Over all, I give this movie about a “B”. It isn’t a C or a D. The acting is functional, if not great; there is a real plot (unlike Avatar, which had great acting and effects, but no plot), but the pieces of the plot are not presented well cinematographically and the secretary is not in evidence as a human being until after the bank has called about the unusual sum of money. Moreover, the scenes purported to be within the virtual reality program are very realistic, and the young man’s senual involvement is emphasized; yet the equipment which he puts on before entering his virtual world consists of gloves, a vest and a helmet. Despite the swirling, hypnotic lines introduced and the beginning of the Virtual Call Girl program, the gear stretched my credibility for the purported response.

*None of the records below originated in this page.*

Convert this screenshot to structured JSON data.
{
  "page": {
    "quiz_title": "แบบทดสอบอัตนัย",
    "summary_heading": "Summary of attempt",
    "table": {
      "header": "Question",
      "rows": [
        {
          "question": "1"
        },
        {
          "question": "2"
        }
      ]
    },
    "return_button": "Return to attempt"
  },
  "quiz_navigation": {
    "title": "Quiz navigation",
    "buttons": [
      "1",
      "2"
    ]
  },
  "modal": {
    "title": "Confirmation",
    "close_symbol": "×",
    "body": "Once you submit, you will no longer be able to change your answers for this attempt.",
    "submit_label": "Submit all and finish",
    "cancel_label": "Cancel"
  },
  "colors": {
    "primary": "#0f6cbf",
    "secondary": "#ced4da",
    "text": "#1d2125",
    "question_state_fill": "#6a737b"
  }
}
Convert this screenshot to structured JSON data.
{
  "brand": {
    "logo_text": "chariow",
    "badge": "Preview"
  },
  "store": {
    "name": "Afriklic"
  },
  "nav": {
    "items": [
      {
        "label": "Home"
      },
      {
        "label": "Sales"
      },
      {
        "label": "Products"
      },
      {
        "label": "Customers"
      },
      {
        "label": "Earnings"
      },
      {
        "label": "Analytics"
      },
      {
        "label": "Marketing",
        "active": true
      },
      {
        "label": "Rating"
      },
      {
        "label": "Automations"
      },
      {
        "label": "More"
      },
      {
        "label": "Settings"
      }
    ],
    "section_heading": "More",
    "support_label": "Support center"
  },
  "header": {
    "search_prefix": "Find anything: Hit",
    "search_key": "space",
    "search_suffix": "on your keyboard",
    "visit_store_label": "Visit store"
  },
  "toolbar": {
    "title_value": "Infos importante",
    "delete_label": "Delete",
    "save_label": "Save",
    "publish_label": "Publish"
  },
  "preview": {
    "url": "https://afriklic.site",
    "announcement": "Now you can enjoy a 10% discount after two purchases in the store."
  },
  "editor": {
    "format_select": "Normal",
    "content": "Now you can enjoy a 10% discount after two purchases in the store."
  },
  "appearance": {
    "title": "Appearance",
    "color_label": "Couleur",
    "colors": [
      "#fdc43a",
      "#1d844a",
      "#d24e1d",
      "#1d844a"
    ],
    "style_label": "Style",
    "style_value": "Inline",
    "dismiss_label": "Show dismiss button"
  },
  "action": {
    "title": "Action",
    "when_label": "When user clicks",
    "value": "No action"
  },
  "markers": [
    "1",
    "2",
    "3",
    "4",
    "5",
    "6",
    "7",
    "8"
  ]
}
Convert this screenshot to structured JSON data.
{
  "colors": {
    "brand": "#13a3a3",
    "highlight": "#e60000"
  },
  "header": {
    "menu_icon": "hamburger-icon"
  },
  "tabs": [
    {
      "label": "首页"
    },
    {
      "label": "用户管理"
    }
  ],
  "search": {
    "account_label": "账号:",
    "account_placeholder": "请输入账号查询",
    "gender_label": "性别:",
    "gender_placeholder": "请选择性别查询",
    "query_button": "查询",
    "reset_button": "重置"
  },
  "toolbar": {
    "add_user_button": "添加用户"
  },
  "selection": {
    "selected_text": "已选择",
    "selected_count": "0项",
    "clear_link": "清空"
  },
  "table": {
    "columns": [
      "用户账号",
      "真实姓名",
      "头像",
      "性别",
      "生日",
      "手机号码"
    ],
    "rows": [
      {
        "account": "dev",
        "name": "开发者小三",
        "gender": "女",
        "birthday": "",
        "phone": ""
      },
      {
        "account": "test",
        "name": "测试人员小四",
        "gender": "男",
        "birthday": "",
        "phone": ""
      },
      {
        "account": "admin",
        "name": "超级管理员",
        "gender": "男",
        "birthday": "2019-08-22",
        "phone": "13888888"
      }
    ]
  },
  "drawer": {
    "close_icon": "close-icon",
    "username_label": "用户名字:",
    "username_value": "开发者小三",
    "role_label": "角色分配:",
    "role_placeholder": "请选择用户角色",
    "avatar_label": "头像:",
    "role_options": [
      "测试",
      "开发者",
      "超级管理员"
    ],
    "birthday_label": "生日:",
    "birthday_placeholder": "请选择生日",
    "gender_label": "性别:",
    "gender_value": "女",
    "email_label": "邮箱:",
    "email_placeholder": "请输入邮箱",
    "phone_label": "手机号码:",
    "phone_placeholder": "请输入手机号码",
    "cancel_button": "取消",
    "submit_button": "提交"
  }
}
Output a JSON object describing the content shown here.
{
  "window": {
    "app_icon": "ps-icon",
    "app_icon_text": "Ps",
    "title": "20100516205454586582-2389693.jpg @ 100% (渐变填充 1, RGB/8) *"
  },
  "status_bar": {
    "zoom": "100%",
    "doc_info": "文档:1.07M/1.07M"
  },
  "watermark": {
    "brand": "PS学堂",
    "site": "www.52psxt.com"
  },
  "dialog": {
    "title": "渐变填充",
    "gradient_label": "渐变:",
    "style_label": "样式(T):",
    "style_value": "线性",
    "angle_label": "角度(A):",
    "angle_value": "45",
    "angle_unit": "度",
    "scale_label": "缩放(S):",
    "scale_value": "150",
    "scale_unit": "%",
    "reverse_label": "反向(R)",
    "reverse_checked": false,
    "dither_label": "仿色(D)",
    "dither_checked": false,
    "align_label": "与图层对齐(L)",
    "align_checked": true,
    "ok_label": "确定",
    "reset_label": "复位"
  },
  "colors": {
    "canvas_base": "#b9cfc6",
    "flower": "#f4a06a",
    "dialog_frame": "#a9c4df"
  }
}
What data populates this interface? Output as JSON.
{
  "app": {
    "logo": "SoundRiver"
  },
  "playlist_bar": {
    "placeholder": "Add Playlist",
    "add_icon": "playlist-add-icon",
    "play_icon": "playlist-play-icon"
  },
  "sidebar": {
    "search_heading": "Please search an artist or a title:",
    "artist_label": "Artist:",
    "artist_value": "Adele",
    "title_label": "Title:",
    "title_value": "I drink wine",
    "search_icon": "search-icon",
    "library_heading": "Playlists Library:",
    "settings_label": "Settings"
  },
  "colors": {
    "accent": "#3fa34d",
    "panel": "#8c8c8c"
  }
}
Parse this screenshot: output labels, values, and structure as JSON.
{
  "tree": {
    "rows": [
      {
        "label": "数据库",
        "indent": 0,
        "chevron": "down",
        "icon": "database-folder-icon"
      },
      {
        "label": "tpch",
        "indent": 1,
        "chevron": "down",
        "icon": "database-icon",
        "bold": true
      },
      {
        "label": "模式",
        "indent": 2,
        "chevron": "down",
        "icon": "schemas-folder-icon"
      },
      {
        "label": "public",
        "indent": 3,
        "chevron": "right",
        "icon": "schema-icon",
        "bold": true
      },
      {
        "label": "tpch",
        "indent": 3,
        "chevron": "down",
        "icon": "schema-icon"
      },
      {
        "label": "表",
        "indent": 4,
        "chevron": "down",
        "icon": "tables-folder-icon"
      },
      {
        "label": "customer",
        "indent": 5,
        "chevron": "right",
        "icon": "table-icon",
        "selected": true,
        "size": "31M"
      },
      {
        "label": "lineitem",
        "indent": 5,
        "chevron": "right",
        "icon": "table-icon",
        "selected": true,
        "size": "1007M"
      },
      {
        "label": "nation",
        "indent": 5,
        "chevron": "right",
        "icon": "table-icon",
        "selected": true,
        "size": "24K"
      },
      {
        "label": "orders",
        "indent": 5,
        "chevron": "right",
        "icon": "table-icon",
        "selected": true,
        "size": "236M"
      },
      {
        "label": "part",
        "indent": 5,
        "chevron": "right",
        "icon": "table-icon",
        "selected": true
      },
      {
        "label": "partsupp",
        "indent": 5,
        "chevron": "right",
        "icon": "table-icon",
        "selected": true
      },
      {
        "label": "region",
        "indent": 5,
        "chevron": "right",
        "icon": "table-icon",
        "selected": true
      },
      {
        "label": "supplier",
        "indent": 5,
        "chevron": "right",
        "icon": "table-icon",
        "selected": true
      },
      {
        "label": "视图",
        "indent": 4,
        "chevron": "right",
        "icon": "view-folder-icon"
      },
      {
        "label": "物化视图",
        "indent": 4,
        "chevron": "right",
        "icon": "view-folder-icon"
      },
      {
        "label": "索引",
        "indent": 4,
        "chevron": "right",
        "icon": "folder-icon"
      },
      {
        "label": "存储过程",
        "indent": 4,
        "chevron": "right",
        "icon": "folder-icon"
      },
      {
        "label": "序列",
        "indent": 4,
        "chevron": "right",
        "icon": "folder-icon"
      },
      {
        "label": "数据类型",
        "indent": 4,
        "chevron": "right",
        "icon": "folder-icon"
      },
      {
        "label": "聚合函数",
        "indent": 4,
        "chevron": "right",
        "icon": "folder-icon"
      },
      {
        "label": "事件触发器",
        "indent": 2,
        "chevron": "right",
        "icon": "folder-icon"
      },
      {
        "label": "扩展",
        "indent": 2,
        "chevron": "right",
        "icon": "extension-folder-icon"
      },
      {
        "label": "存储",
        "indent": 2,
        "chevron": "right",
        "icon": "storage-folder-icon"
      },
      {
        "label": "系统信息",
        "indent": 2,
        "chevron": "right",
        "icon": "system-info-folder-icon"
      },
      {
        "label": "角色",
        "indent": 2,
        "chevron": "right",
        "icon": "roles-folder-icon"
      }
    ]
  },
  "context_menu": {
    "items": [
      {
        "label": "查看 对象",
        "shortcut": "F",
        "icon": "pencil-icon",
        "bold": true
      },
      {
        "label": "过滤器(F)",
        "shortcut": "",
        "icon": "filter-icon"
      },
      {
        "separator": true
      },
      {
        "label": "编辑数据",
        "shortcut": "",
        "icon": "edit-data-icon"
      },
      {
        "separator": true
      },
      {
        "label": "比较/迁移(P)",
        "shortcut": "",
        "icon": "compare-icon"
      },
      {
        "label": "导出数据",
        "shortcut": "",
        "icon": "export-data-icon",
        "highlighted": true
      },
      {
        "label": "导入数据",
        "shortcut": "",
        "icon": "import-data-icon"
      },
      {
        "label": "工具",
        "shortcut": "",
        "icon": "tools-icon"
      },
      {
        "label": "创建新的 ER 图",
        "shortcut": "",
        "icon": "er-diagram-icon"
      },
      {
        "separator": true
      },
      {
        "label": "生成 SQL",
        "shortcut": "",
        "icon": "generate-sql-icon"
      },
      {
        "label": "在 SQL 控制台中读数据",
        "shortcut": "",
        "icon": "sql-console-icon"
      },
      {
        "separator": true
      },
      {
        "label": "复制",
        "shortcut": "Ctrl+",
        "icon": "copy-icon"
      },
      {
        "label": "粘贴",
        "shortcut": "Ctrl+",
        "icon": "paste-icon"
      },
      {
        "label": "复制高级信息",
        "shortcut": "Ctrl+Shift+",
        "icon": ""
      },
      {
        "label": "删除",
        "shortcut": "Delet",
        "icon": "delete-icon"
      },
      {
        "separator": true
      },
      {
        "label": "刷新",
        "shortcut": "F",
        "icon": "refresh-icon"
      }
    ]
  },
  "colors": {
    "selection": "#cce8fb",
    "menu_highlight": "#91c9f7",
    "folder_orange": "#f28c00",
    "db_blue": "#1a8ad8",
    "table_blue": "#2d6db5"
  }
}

The story follows conventions laid out by William Gibson and Melissa A. Scott in their novels of cyberspace, in that programmers/hackers would enter the world of cyberspace as if it were a real place and use tools to reshape the program from within. The plot falls even within the realm of possibility once we realize that this is not a program gone mad, but a programmer using virtual reality and real-world electronics to commit murder.
Just a little bit of tweaking–introduce the secretary as part of the office team early in the movie, play up a little more tension between the guys, shorten the call-girl scenes (always leave them wanting a little more, after all), provide the protagonist with a VR rig that could believably produce whole-body sensation and one might actually have a movie that could get at least an B+ or maybe even an A-. It would even be possible to preserve the Disneyesque melodramatic, larger than life quality of the drama and still end with a product that would be a very good movie instead of a moderately good movie.